Dénégation des droits des utilisateurs, en contexte

En mai dernier, Apple a rejoint les rangs de Facebook et Twitter – les plateformes de médias sociaux les plus souvent citées dans ce domaine – quand l’iTunes store a refusé de téléverser cinq chansons du groupe libanais Al-Rahel Al-Kabir. Les chansons moquaient le fondamentalisme religieux et l’oppression politique dans la région.

Un représentant d’iTunes a expliqué que Qanawat, un agrégateur de contenu basé à Dubaï, contractant d’Apple pour gérer son magasin pour la région, avait pris sur lui de ne pas charger les chansons. Une source anonyme a déclaré à The Daily Star qu’iTunes n’avait pas connaissance de la décision de Qanawat, prise en raison des « sensibilités locales ». À la suite d’une requête de l’ONG de droits numériques SMEX, basée à Beyrouth, et du groupe lui-même, iTunes a téléversé les chansons et promis de changer d’agrégateur.

Cette affaire n’illustre pas seulement la façon dont les « sensibilités locales » peuvent interférer avec les décisions sur les types de contenu pouvant être mis en ligne et y rester dans la région ; elle montre aussi que les entreprises doivent faire preuve de diligence raisonnable quand elles prennent des décisions susceptibles d’affecter les droits à la liberté d’expression des utilisateurs.

Mohamad Najem, le cofondateur de SMEX, a souligné que Facebook et Twitter ont l’un comme l’autre leurs bureaux régionaux situés dans les Émirats arabes unis, qu’il a décrits comme l’un des « pays les plus répressifs » de la région. « Voilà une décision commerciale qui affectera la libre parole de façon négative », dit-il. Et d’exprimer son inquiétude que le choix d’un pays comme les EAU pour y ouvrir un bureau « puisse conduire à appliquer les normes sociales du Golfe » à une région [arabe] entière qui est « dynamique et différente ».

Localisation, toujours

Facebook et Twitter ont des bureaux dans les EAU destinés à couvrir le Moyen-Orient et l’Afrique du Nord (MENA en anglais), une région ethniquement, culturellement et linguistiquement diverse et qui présente un large éventail de points de vue et expériences politiques. Quand les entreprises sont sous la pression de gouvernements oppressifs ou de puissants groupes pour respecter « les sensibilités locales », elles se rendent complices de l’extinction de l’expression de cette diversité.
« Les plateformes paraissent recevoir des directives de voix plus bruyantes et plus puissantes… au Moyen-Orient, [elles] n’ont pas su tenir tête aux intérêts puissants tels que les gouvernements », dit Anderson.
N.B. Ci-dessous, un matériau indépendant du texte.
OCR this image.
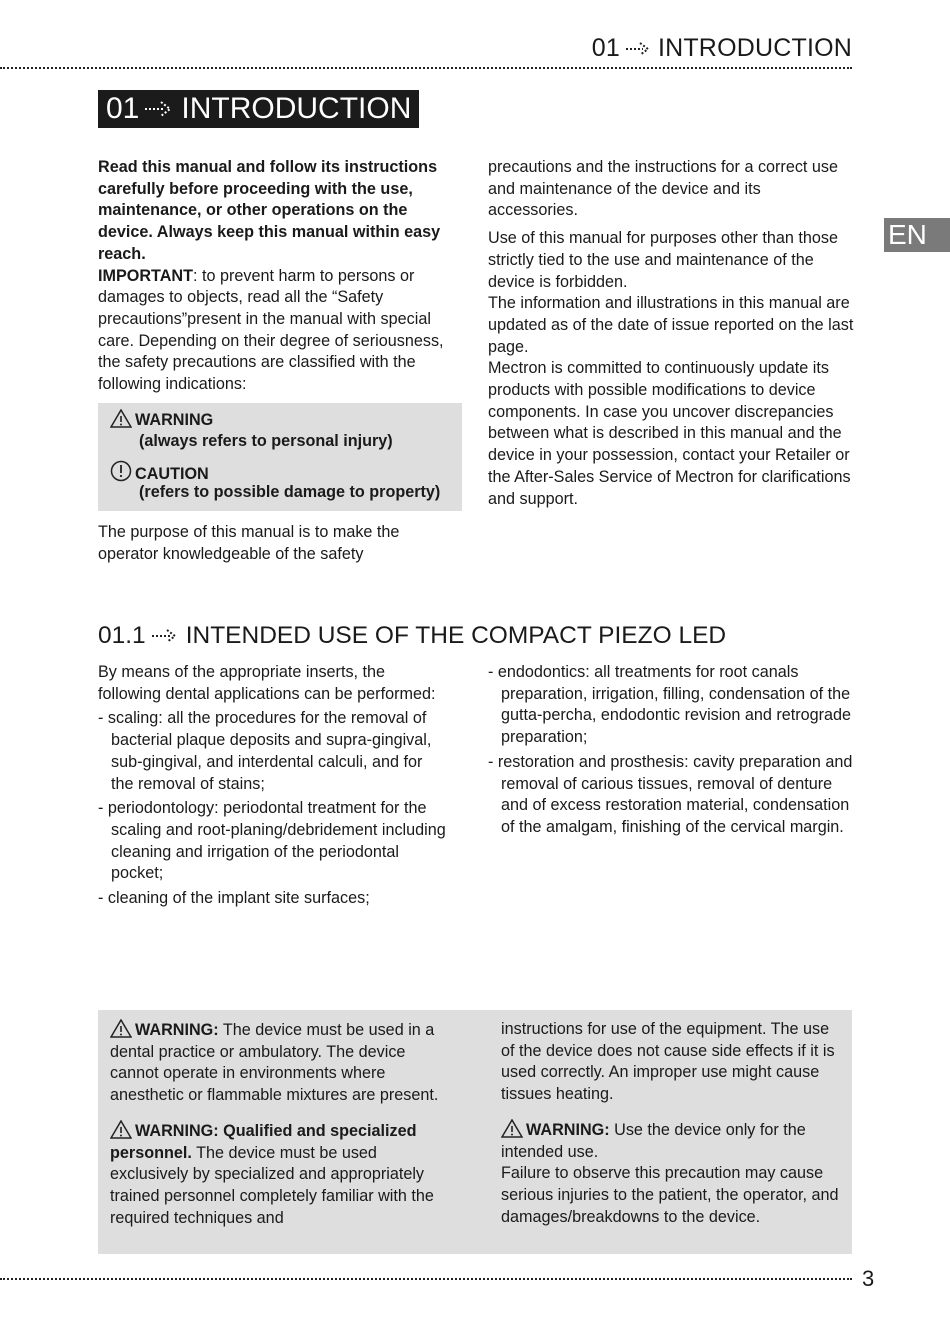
01 INTRODUCTION
01 INTRODUCTION
EN

Read this manual and follow its instructions carefully before proceeding with the use, maintenance, or other operations on the device. Always keep this manual within easy reach.

IMPORTANT: to prevent harm to persons or damages to objects, read all the “Safety precautions”present in the manual with special care. Depending on their degree of seriousness, the safety precautions are classified with the following indications:

WARNING
(always refers to personal injury)
CAUTION
(refers to possible damage to property)

The purpose of this manual is to make the operator knowledgeable of the safety

precautions and the instructions for a correct use and maintenance of the device and its accessories.

Use of this manual for purposes other than those strictly tied to the use and maintenance of the device is forbidden.

The information and illustrations in this manual are updated as of the date of issue reported on the last page.

Mectron is committed to continuously update its products with possible modifications to device components. In case you uncover discrepancies between what is described in this manual and the device in your possession, contact your Retailer or the After-Sales Service of Mectron for clarifications and support.

01.1 INTENDED USE OF THE COMPACT PIEZO LED

By means of the appropriate inserts, the following dental applications can be performed:

- scaling: all the procedures for the removal of bacterial plaque deposits and supra-gingival, sub-gingival, and interdental calculi, and for the removal of stains;

- periodontology: periodontal treatment for the scaling and root-planing/debridement including cleaning and irrigation of the periodontal pocket;

- cleaning of the implant site surfaces;

- endodontics: all treatments for root canals preparation, irrigation, filling, condensation of the gutta-percha, endodontic revision and retrograde preparation;

- restoration and prosthesis: cavity preparation and removal of carious tissues, removal of denture and of excess restoration material, condensation of the amalgam, finishing of the cervical margin.

WARNING: The device must be used in a dental practice or ambulatory. The device cannot operate in environments where anesthetic or flammable mixtures are present.

WARNING: Qualified and specialized personnel. The device must be used exclusively by specialized and appropriately trained personnel completely familiar with the required techniques and

instructions for use of the equipment. The use of the device does not cause side effects if it is used correctly. An improper use might cause tissues heating.

WARNING: Use the device only for the intended use.

Failure to observe this precaution may cause serious injuries to the patient, the operator, and damages/breakdowns to the device.

3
Voir, par exemple, l’empressement de Facebook à satisfaire les demandes de censure du gouvernement turc. Au long des années, l’entreprise a participé à la censure des critiques contre le gouvernement, la religion et contre Atatürk, le fondateur de la République, les activistes kurdes, les contenus LGBT et même contre une initiative d’antiracisme.

La complicité de Facebook avec ces requêtes paraît invétérée. J’ai parlé, il y a deux ans, avec un militant turc qui m’a dit qu’il pensait que la plateforme « se transformait en média pro-gouvernemental ». Aujourd’hui, la plateforme continue à obéir et à restreindre l’accès à plus de 4 500 contenus à l’intérieur du pays, rien qu’en 2017.